EFEParís

La obra "Dirty corner" de Anish Kapoor, definida por el artista como "vagina de la reina tomando el poder" e instalada ante la fachada del palacio de Versalles, volvió hoy a ser vandalizada, poco más de dos meses después de haber sufrido un primer ataque.

Esa obra, una imponente trompa de acero de diez metros de altura en su cabecera, 60 metros de largo y miles de toneladas de peso, fue recubierta con inscripciones antisemitas en pintura blanca.

"Innumerables degradaciones y mensajes de odio sobre la obra de Anish Kapoor en @CVersailles. La estupidez y la violencia contra la cultura", denunció en Twitter la ministra francesa de Cultura, Fleur Pellerin, quien acudió a Versalles para comprobar en persona el daño causado.

En una entrevista concedida al diario "Le Figaro", Kapoor, británico de origen indio, pero también judío e iraquí, dijo estar sorprendido de que una obra pueda desencadenar "tal violencia", y vio lo sucedido como "un ataque contra el espíritu humano".

El artista indicó que tras el acto vandálico de junio accedió a que se limpiara, pero que esta vez desea que siga expuesta en Versalles y en sus futuros centros con esos insultos, para mostrarla como "portadora del odio que ha atraído".

Kapoor añadió que este segundo ataque a "Dirty corner" le pilló por sorpresa porque, a diferencia del primero, no había recibido ninguna amenaza.
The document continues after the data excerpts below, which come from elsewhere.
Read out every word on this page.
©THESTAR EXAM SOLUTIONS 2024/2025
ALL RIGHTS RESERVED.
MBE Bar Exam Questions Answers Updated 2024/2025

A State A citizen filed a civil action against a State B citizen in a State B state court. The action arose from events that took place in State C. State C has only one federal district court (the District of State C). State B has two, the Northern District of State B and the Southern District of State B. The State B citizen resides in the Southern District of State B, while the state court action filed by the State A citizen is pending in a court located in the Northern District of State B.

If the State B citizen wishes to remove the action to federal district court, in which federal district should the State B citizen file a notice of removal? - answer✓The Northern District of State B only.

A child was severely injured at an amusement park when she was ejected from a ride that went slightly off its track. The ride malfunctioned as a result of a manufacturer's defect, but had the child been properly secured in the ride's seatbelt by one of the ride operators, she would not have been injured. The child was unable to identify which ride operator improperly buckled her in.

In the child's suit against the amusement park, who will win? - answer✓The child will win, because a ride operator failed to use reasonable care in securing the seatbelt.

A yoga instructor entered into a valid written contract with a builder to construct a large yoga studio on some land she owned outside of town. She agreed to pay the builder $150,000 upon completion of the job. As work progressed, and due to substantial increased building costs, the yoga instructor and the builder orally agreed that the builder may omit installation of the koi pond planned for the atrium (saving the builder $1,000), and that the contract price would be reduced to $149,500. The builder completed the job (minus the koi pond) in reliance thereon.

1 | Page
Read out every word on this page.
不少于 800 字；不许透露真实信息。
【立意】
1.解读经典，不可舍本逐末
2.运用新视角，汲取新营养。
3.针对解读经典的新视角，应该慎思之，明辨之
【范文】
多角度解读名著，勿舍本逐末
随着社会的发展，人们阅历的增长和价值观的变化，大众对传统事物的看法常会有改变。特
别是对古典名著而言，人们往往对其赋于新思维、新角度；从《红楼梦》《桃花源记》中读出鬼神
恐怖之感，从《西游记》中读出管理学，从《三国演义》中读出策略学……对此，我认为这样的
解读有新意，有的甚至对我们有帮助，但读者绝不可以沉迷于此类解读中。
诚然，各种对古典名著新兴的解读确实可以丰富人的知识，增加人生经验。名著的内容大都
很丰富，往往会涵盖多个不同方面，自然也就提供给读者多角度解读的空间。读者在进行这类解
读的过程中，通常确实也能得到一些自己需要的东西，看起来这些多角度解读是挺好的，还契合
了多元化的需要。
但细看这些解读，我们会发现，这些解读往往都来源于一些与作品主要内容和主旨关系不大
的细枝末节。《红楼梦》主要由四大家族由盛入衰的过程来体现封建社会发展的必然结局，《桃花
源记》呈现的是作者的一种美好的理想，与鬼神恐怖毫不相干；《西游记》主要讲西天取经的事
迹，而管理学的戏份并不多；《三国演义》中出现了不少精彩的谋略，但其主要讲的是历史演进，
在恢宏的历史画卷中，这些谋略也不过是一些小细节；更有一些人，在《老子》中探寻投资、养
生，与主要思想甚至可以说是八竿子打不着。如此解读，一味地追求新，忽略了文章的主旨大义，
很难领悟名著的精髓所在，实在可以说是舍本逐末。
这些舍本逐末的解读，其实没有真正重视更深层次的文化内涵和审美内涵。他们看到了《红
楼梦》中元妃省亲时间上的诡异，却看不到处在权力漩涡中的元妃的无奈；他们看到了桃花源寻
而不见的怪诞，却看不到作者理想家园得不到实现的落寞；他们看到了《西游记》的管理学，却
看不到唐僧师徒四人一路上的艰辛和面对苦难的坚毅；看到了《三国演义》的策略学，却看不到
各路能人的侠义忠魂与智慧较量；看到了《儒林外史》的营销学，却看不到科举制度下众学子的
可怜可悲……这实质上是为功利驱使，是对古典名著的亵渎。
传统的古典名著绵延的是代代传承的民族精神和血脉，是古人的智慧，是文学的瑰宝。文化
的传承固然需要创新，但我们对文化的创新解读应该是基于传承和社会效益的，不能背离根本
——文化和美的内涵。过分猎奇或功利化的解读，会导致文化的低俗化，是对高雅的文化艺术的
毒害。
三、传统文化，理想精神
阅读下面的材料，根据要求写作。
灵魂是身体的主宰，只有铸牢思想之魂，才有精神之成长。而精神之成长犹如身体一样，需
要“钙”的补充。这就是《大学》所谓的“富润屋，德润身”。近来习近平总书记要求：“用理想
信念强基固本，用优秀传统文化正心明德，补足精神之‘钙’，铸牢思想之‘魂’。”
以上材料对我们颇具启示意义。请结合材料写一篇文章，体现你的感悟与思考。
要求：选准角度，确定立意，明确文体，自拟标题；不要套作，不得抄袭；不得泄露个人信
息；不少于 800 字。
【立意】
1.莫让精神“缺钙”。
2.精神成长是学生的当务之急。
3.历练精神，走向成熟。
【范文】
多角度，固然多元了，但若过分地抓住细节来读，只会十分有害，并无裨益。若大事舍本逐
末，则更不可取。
La presencia de la obra en ese dominio palaciego forma parte de la exposición que desde principios de junio y hasta el próximo 1 de noviembre ha autorizado al artista angloindio a trastocar la ordenada geometría de ese lugar, que cada año visitan 20 millones de personas.

La polémica había surgido en el momento de su instalación, tras una entrevista en el semanario "Le Journal du Dimanche" en la que el creador admitía su evidente connotación sexual.

Las dos agresiones registradas recuerdan a la que el pasado octubre, en la plaza Vendôme de París, acabó una noche desinflando un ambiguo "Tree" verde de plástico de 24 metros de altura de Paul McCarthy, escultura en la que muchos vieron, en lugar de un árbol, un gigantesco juguete sexual.